SIDON, Lebanon: Church bells rang across the southern coastal city of Sidon Tuesday morning as people gathered for Christmas Mass and heard sermons underscoring the importance of restoring faith between the state and the people.
In Sidon’s Church of St. Nicolas, Archbishop Elie Haddad, pastor of Sidon and Deir al-Qamar’s Roman Catholic Melkite Church, deplored that so many people in Lebanon are in need of basic goods and services such as water, electricity, bread, heating and education, warning that the situation was only getting worse.
“We have begged for a president and now we are begging for a government and for jobs,” he said, referring to the protracted presidential vacuum that ended with Michel Aoun’s election in 2016, and now the Cabinet formation deadlock that has persisted since May. “We’ve been eaten alive by corruption,” Haddad said.

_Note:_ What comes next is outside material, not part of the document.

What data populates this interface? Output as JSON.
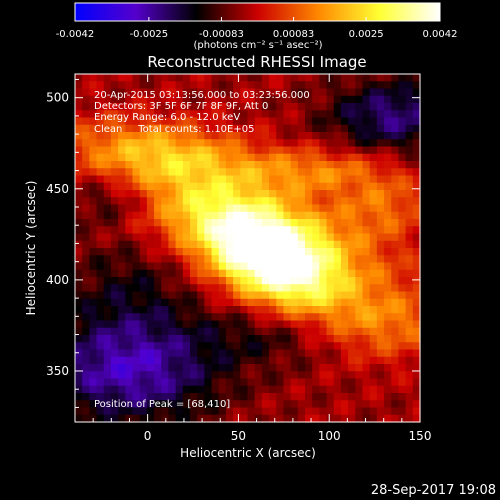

In the city’s St. Elias Church, Bishop Maroun al-Ammar prayed for politicians and officials to cooperate with one another and to lead the country into prosperity.
“We ask the politicians to help the people so we can get over these difficult days,” Ammar said.
A government formation announcement was expected to come over the weekend as a “Christmas gift” to the Lebanese people, top politicians had said. However, the formation process was held up yet again, entering it eighth month of gridlock amid a last-minute hitch over the representation of six pro-Hezbollah Sunni MPs, as well as the reshuffling of ministerial portfolios.